Déjà, on pouvait voir, le long du port de Beauclair, de multiples bateaux s’appareillant, transportant les innombrables tonneaux de vin des vignerons et viticulteurs locaux, qui remontaient ensuite par caravanes tout le long de Nilfgaard, et même jusqu’aux lointaines colonies nordiques, héritages de ces anciens royaumes ayant sombré dans le chaos, le racisme, et la violence. Ablette émit un léger rabrouement, et Geralt, surpris, pencha la tête vers son fidèle destrier.
«
Quoi ? Tu as faim, c’est ça ? »
Geralt s’était levé tôt aujourd’hui, et avait laissé Yennefer endormie dans leur chambre. Corvo Bianco, son vignoble, était un endroit paisible, à l’image de l’ensemble des terres du duché, mais ce n’était pas pour autant qu’il ne s’y passait rien. Les vignerons continuaient régulièrement à se défier pour un oui ou pour un non, et, maintenant qu’il était, lui aussi, viticulteur, propriétaire du domaine de Corvo Bianco depuis que la Duchesse lui en avait fait cadeau, Geralt devait souvent participer aux interminables réunions entre viticulteurs. En réalité, c’était surtout Yennefer qui le pressait, Geralt n’ayant jamais aimé les soirées... Mais personne n’allait se plaindre, car, si les familles locales passaient leur temps à se disputer, chacune amenait aussi leurs bouteilles, et, à la fin de la soirée, quand tout le monde était ivre, plus personne ne se souvenait des motifs ayant justifié les querelles passées, ni même de leurs propres noms. Cependant, et même malgré l’alcool, les tensions étaient palpables, notamment entre les Vermentino et les Coronata.

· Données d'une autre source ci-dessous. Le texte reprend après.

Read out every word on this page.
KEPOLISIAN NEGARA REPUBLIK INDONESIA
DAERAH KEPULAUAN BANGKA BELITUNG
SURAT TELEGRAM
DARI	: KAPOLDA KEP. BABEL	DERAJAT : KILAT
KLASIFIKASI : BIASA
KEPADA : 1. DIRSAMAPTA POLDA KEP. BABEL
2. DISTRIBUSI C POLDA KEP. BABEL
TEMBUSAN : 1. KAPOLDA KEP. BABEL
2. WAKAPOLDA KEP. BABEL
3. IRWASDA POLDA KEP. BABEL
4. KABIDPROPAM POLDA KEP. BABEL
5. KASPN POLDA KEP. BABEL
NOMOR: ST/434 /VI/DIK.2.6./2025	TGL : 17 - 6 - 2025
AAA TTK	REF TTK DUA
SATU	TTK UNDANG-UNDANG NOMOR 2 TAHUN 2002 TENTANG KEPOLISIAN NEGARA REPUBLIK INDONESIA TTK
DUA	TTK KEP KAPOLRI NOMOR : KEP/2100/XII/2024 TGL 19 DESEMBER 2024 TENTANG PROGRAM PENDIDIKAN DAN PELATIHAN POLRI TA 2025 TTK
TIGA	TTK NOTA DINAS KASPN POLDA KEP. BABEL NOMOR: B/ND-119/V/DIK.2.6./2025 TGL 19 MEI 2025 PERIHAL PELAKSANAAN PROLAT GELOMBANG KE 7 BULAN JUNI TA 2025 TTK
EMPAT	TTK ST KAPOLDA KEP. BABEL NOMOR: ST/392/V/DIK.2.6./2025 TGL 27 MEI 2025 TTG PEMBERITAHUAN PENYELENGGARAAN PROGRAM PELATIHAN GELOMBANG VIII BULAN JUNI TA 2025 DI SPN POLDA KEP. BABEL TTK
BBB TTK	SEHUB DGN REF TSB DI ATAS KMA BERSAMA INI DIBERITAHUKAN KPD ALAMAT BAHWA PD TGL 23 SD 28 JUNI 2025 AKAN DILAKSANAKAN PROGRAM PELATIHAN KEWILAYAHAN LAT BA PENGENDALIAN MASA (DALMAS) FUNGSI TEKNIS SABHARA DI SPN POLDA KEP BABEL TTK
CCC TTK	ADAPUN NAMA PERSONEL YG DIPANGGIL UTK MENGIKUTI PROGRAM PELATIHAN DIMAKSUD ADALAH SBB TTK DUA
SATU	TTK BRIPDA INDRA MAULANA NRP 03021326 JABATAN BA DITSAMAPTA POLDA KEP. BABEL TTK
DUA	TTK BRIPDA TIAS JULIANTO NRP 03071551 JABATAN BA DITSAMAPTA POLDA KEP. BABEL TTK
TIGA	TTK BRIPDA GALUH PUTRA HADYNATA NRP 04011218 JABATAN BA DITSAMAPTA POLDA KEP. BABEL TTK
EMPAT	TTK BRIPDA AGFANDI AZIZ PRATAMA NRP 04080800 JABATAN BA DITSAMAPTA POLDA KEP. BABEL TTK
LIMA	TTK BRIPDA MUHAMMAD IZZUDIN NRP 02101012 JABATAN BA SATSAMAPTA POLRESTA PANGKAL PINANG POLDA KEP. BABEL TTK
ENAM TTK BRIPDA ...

Face à eux, Geralt n’était qu’un petit poucet, mais sa production lui suffisait volontiers à entretenir Corvo Bianco, et, pour arrondir ses fins de mois, il patrouillait fréquemment le long des vignobles, débusquant et chassant les monstres qui s’en approchaient. S’il était parti si tôt ce matin, c’était pour mener, comme d’habitude, sa ronde usuelle. La guerre entre Nilfgaard et les Royaumes Nordiques était finie. Les historiens parlaient d’une nouvelle ère historique, une hégémonie nilfgaardienne qui allait de Toussaint jusqu’à Kovir, et la Chasse Sauvage avait été éradiquée. La nouvelle Impératrice de Nilfgaard, Cirilla, était considérée comme une jeune femme dynamique et très inspirante, incapable de rester en place, et ayant juré de lutter contre le paupérisme et la misère. Geralt savait qu’elle avait passé de nombreux mois en compagnie de vauriens, quand il l’avait perdu la première fois. Elle s’était retrouvée en compagnie d’orphelins, les Rats, et savait donc que la pauvreté était le cancer de toute société. Geralt lui souhaitait bien du courage, et savait que Ciri’ avait très peu de temps libre. Pour autant, elle venait parfois le voir, et, que ce soit pour lui ou pour Yennefer, c’était toujours un ravissement de la voir, même si elle se plaisait ensuite à défier Geralt, et à se moquer de lui lors de leurs passes d’armes, en disant qu’il avait pris du poids, et qu’il n’était plus aussi rapide qu’avant. Le fait est que Ciri’ continuait à régulièrement s’entraîner à la capitale, où ses conseillers devaient rivaliser d’ingéniosité pour trouver un maître d’armes qui ne se fasse pas étaler en quelques secondes par la fougueuse Impératrice. Geralt avait même reçu une missive impériale lui demandant de devenir le formateur de Ciri’ ! Une offre tentante, mais Geralt ne se voyait pas retourner près des politiques. Yennefer, elle, n’était pas dupe, et, malgré sa retraite, continuait à suivre très étroitement l’actualité politique. Elle savait ainsi que beaucoup de nobles nilfgaardiens voyaient Cirilla comme une parvenue, indigne du trône, remettant en cause son lien d’hérédité avec Emhyr. Ainsi allait le jeu des trônes à Nilfgaard, mais Geralt ne s’en faisait pas pour sa fille. Après avoir vaincu Eredin, quelques nobles nilfgaardiens, ce n’était même pas digne d’un dessert.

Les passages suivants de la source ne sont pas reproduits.